Oklahoma energy companies were there, according to an agenda, joined by executives from Peabody Energy of Missouri, the world’s largest private-sector coal producer, as well as Southern Co., which has aggressively challenged federal air pollution mandates.

The nation’s top corporate energy regulatory lawyers were there, too, including F. William Brownell, a senior partner at the law firm Hunton & Williams, which has spent more than 25 years fighting the enforcement of the Clean Air Act.

A ‘Strike Force’

The impact of the gathering was immediate. A week later, a new Federalism in Environmental Policy task force was established by lawyers in the offices of 19 state attorneys general, according to email records obtained from the office of Attorney General Timothy C. Fox of Montana, who had participated in the Oklahoma meeting.

Miller was pleased. "Just the kind of strike force I was talking about," he said in an interview.

And the input poured forth. The states worked to detail major federal environmental action, like efforts to curb fish kills, reduce ozone pollution, slow climate change and tighten regulation of coal ash. Then they identified which attorney general’s office was best positioned to try to monitor it and, if necessary, attempt to block it.

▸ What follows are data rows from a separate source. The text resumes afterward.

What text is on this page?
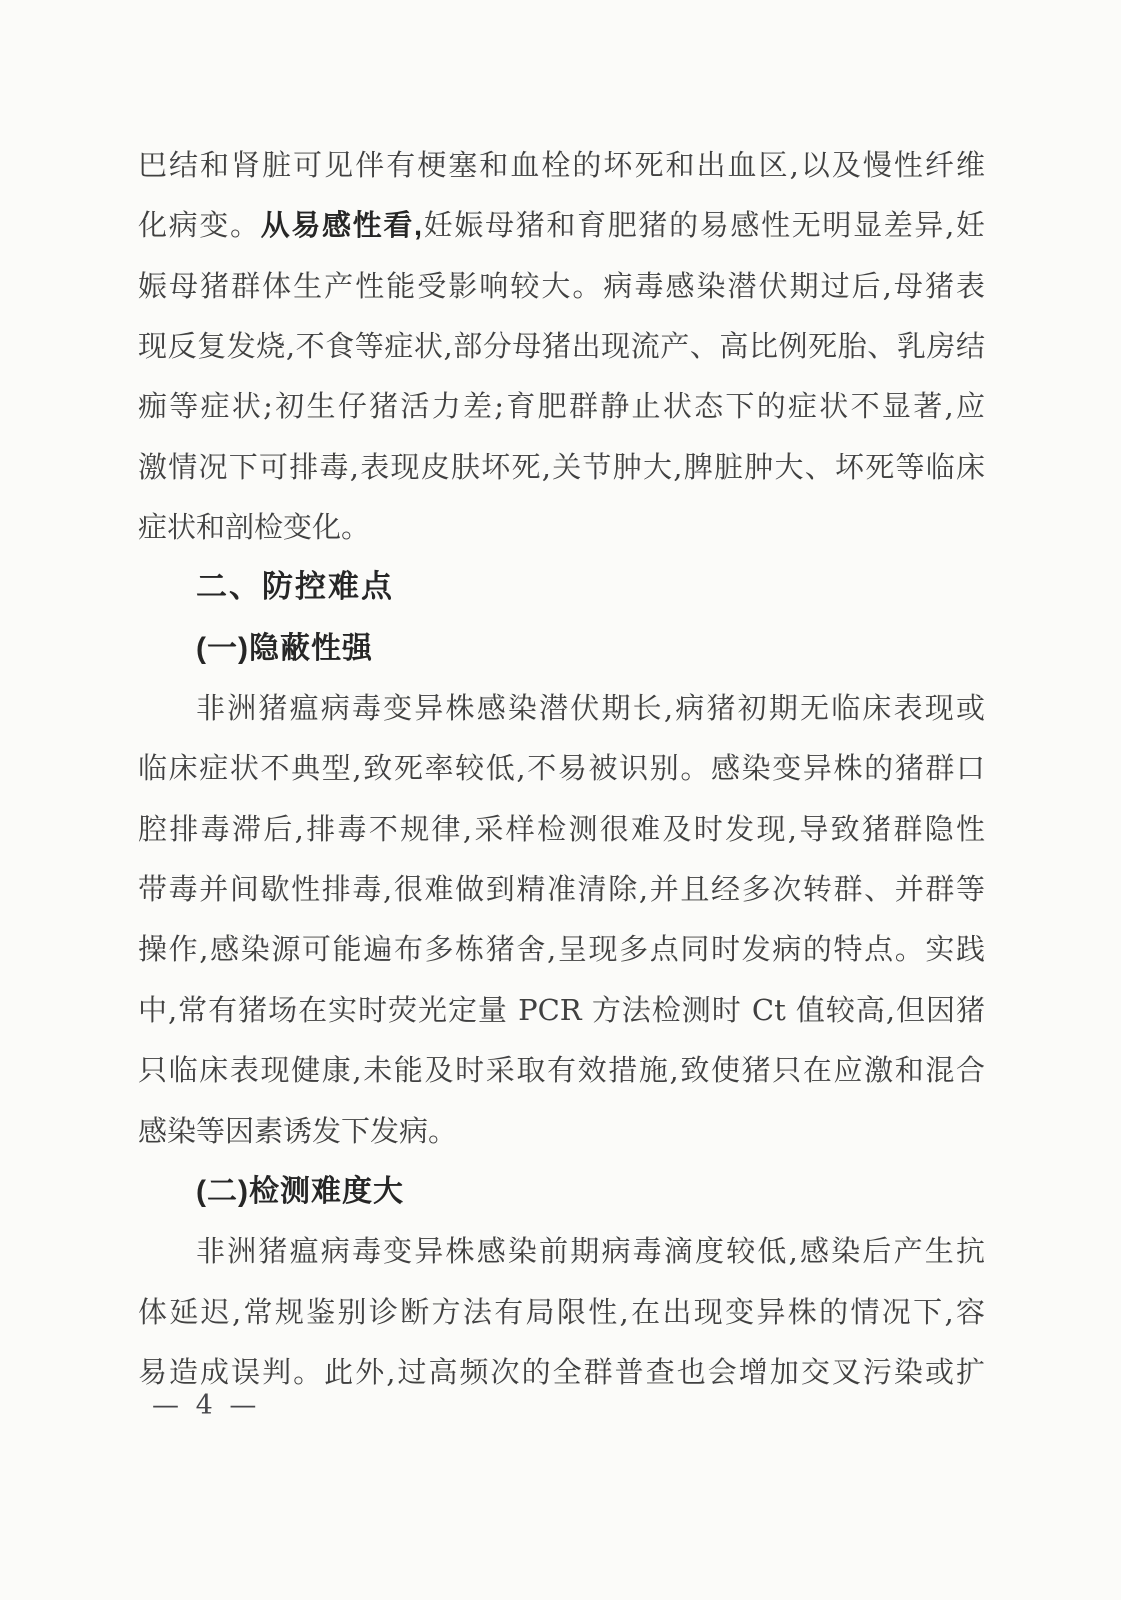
巴结和肾脏可见伴有梗塞和血栓的坏死和出血区,以及慢性纤维
化病变。从易感性看,妊娠母猪和育肥猪的易感性无明显差异,妊
娠母猪群体生产性能受影响较大。病毒感染潜伏期过后,母猪表
现反复发烧,不食等症状,部分母猪出现流产、高比例死胎、乳房结
痂等症状;初生仔猪活力差;育肥群静止状态下的症状不显著,应
激情况下可排毒,表现皮肤坏死,关节肿大,脾脏肿大、坏死等临床
症状和剖检变化。
二、防控难点
(一)隐蔽性强
非洲猪瘟病毒变异株感染潜伏期长,病猪初期无临床表现或
临床症状不典型,致死率较低,不易被识别。感染变异株的猪群口
腔排毒滞后,排毒不规律,采样检测很难及时发现,导致猪群隐性
带毒并间歇性排毒,很难做到精准清除,并且经多次转群、并群等
操作,感染源可能遍布多栋猪舍,呈现多点同时发病的特点。实践
中,常有猪场在实时荧光定量 PCR 方法检测时 Ct 值较高,但因猪
只临床表现健康,未能及时采取有效措施,致使猪只在应激和混合
感染等因素诱发下发病。
(二)检测难度大
非洲猪瘟病毒变异株感染前期病毒滴度较低,感染后产生抗
体延迟,常规鉴别诊断方法有局限性,在出现变异株的情况下,容
易造成误判。此外,过高频次的全群普查也会增加交叉污染或扩
— 4 —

Follow-up by Pruitt’s federalism office often came after coordination with industry representatives, especially from Devon Energy. The company, one of the most important financial supporters for the Republican Attorneys General Association, is guarded about its public profile. But it readily turned to Pruitt and his staff for help, setting up meetings for the attorney general with its chief executive, its chief lobbyist and other important players.

"We have a clear obligation to our shareholders and others to be involved in these discussions," John Porretto, a Devon spokesman, said in a statement.

While some of the exchanges were general in character, others were quite explicit, especially the communication about the EPA’s methane regulations that had prompted Whitsitt, the Devon official, to propose that Pruitt send a letter to the agency.

"Just a note to pass along the electronic version of the draft letter to Lisa Jackson at EPA," said one September 2011 letter to Pruitt’s chief of staff from Whitsitt. "We have no pride of authorship, so whatever you do on this is fine."

Pruitt took the letter and, after changing just 37 words in the 1,016-word draft, copied it onto his state government letterhead and sent it to Jackson, the EPA administrator.

That was just one of his challenges to Washington. Devon officials also turned to Pruitt to enlist other Republican attorneys general and Republican governors to oppose a rule proposed by the Bureau of Land Management that would regulate hydraulic fracturing, or fracking, on federal land.

Pruitt’s office, in a statement to The Times, rejected any suggestion that the attorney general has been wrong to send to Washington comment letters written by industry lobbyists, or to take up their side in litigation.

"The AG’s office seeks input from the energy industry to determine real-life harm stemming from proposed federal regulations or actions," the statement said. "It is the content of the request not the source of the request that is relevant."